États-Unis : l’arrestation d’une étudiante à Columbia met au jour le stratagème des agents de l’immigration

L’interpellation matinale d’une étudiante sur le campus de l’Université Columbia, à New York, provoque une onde de choc institutionnelle. Les autorités académiques accusent les services d’immigration américains d’avoir délibérément contourné les règles d’accès pour pénétrer dans les résidences universitaires.

L’opération s’est déroulée jeudi vers 6h30 (heure locale). Selon les déclarations de la présidente par intérim de l’université, Claire Shipman, des agents du département de la Sécurité intérieure (DHS) se sont introduits dans un bâtiment résidentiel du campus. Pour franchir les accès sécurisés, ces derniers auraient utilisé un prétexte précis : la recherche d’une « personne disparue ».

La direction de Columbia souligne que les agents ne disposaient que d’un mandat administratif, un document interne jugé insuffisant pour accéder à des zones privées nécessitant un badge.

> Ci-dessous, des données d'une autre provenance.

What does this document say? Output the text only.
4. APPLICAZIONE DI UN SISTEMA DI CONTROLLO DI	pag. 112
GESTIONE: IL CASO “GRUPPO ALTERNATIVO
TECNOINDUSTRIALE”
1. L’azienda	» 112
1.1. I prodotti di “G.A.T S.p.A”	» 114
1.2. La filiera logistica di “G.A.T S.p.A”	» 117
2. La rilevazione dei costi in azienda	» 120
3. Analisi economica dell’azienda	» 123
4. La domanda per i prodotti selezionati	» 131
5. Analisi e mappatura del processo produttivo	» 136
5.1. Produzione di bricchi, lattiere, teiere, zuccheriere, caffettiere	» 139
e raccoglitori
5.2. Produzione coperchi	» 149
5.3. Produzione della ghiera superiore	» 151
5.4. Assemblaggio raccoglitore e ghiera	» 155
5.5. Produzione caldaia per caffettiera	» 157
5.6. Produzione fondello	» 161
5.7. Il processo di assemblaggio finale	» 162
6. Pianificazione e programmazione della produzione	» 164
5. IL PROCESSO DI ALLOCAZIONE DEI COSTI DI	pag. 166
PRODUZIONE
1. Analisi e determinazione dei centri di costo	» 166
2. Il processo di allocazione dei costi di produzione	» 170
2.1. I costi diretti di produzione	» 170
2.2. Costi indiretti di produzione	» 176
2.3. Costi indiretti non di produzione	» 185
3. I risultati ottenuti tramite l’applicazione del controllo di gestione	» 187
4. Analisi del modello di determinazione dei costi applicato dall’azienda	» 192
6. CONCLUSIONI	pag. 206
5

L’institution rappelle que toute intervention de ce type requiert un mandat ou une assignation judiciaire. De son côté, l’agence fédérale de l’immigration (ICE) affirme, dans une déclaration transmise à la chaîne américaine NBC News, que le gestionnaire de l’immeuble et la colocataire de l’étudiante ont volontairement laissé entrer les officiers.

La personne ciblée, identifiée par l’ICE sous le nom d’Elmina Aghayeva, est une chercheuse en neurosciences. Dans un message envoyé tôt jeudi à un groupe d’étudiants, elle a alerté ses camarades : « Le DHS m’a arrêtée illégalement. Aidez-moi s’il vous plaît ». L’agence gouvernementale justifie cette interpellation par l’annulation du visa étudiant de l’intéressée depuis 2016 pour « défaut d’assiduité aux cours ».

L’affaire a rapidement pris une dimension politique. À la mi-journée, le maire de New York, Zohran Mamdani, a annoncé s’être entretenu directement avec le président Donald Trump. À l’issue de cet échange, l’édile a fait savoir que le chef de l’État lui avait assuré que l’étudiante serait libérée de façon imminente.

Comme le rapporte Al Jazeera, cet incident s’inscrit dans le cadre de la vaste campagne de déportations menée par l’administration Trump. Depuis son retour aux affaires en janvier 2025, plusieurs étudiants de Columbia engagés dans la défense de la cause palestinienne, à l’image des résidents américains Mahmoud Khalil et Mohsen Mahdawi, ont été ciblés par les autorités. Des manifestations ont d’ailleurs éclaté jeudi sur le campus en réaction à cette nouvelle arrestation.

Les condamnations politiques se multiplient dans l’État de New York. La gouverneure Kathy Hochul a fustigé les méthodes de l’ICE, accusant les agents d’avoir menti pour accéder à une résidence privée, et a appelé à l’adoption d’une loi interdisant ces interventions dans des lieux sensibles comme les écoles ou les dortoirs. Le représentant démocrate Jerry Nadler a, pour sa part, accusé l’agence de « terroriser » les résidents et d’arracher les étudiants à leur domicile.